I remember a time when I was forced to live in a condo for a year.
The problem is obvious: no viewable antennas. The solution was ever so NOT obvious: I had my antennas totally BELOW GROUND in the basement of the condo. Did it work? Of course. Was it fun? You BET it was!
The method that made it work so well was that I chose my frequencies and modes specifically to allow for the huge signal deficit that comes with such a ridiculous notion. In short, I used Morse Code (and occasionally voice, which I hate) pumped to/from a VHF beam and a UHF beam, sitting on a tripod on the floor.
I’m betting that some of the readers here are ready to spit out a few “nah, can’t be done”s. But it can, and I did. Here’s how: See, we have launched a pretty fair number of satellites that carry amateur radio transponders on them. In my case, I utilized the LEOs (low earth orbiting) satellites which are set to receive my puny signals and then transmit them back to anybody listening to the downstream frequencies.
All of which is not intended for the newbie, necessarily. EXCEPT to point out a couple of things that ARE appropriate:
1. You have choices. Many many many choices. We have instituted regulations that allow for literally millions of frequencies for YOUR use, across an extremely wide variety of bands.
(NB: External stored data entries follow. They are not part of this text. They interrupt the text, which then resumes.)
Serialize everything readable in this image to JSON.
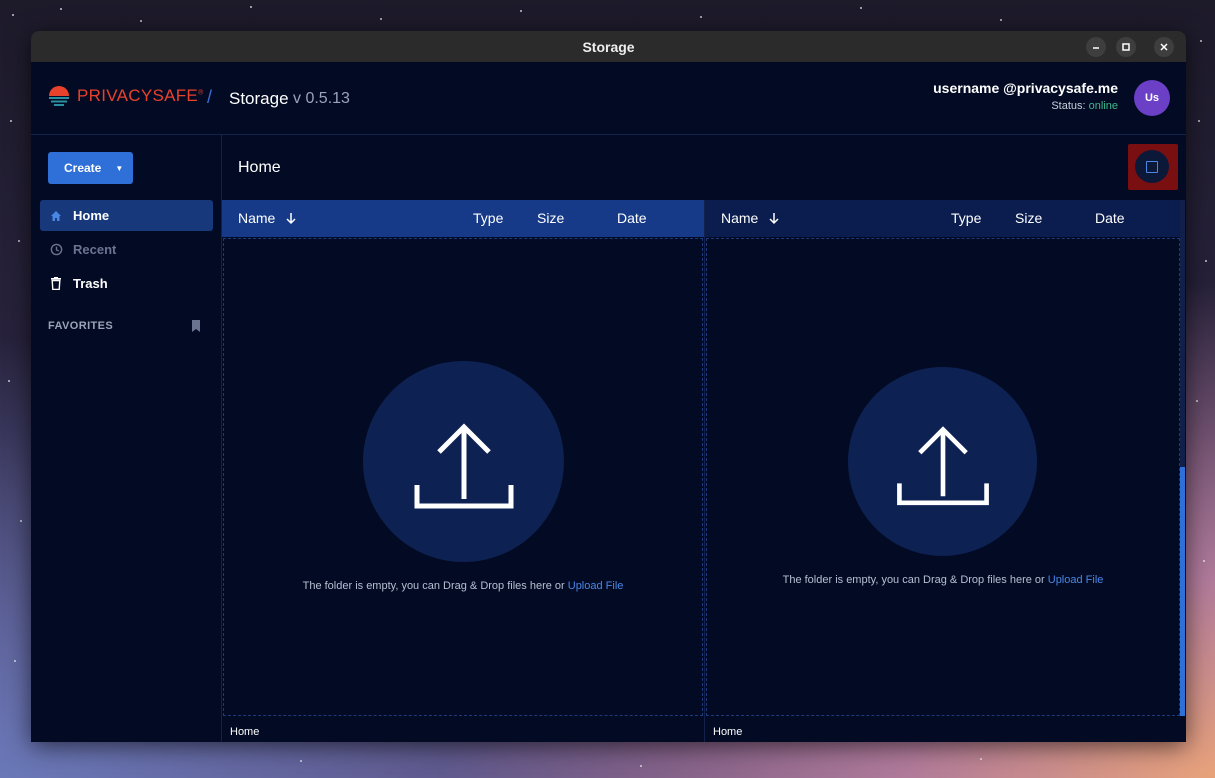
{
  "window": {
    "title": "Storage"
  },
  "header": {
    "brand": "PRIVACYSAFE",
    "brand_mark": "®",
    "separator": "/",
    "app_title": "Storage",
    "app_version": "v 0.5.13",
    "user_name": "username @privacysafe.me",
    "status_label": "Status:",
    "status_value": "online",
    "avatar_initials": "Us"
  },
  "sidebar": {
    "create_label": "Create",
    "items": [
      {
        "label": "Home",
        "icon": "home-icon",
        "active": true
      },
      {
        "label": "Recent",
        "icon": "clock-icon",
        "active": false
      },
      {
        "label": "Trash",
        "icon": "trash-icon",
        "active": false
      }
    ],
    "favorites_label": "FAVORITES"
  },
  "main": {
    "breadcrumb": "Home",
    "panes": [
      {
        "columns": {
          "name": "Name",
          "type": "Type",
          "size": "Size",
          "date": "Date"
        },
        "empty_text": "The folder is empty, you can Drag & Drop files here or ",
        "upload_link": "Upload File",
        "footer": "Home"
      },
      {
        "columns": {
          "name": "Name",
          "type": "Type",
          "size": "Size",
          "date": "Date"
        },
        "empty_text": "The folder is empty, you can Drag & Drop files here or ",
        "upload_link": "Upload File",
        "footer": "Home"
      }
    ]
  },
  "colors": {
    "accent": "#2f6fd8",
    "brand_red": "#e8412c",
    "online_green": "#3fb98c",
    "background": "#030b24"
  }
}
2. By making clever choices, you can render moot the notion that the Technician frequencies are mostly for local use only. In my case in the above example, I used freqs that were for the Technicians. Local only? Nah, I worked three countries. Well, four actually. The USA of course, as well as Canada, Mexico, and Cuba.
Part of the choices that we should be talking about — especially for the newcomer — involves the large number of modes. Digital modes, video modes, error-correcting modes, you name it. But that’s for another additional topic.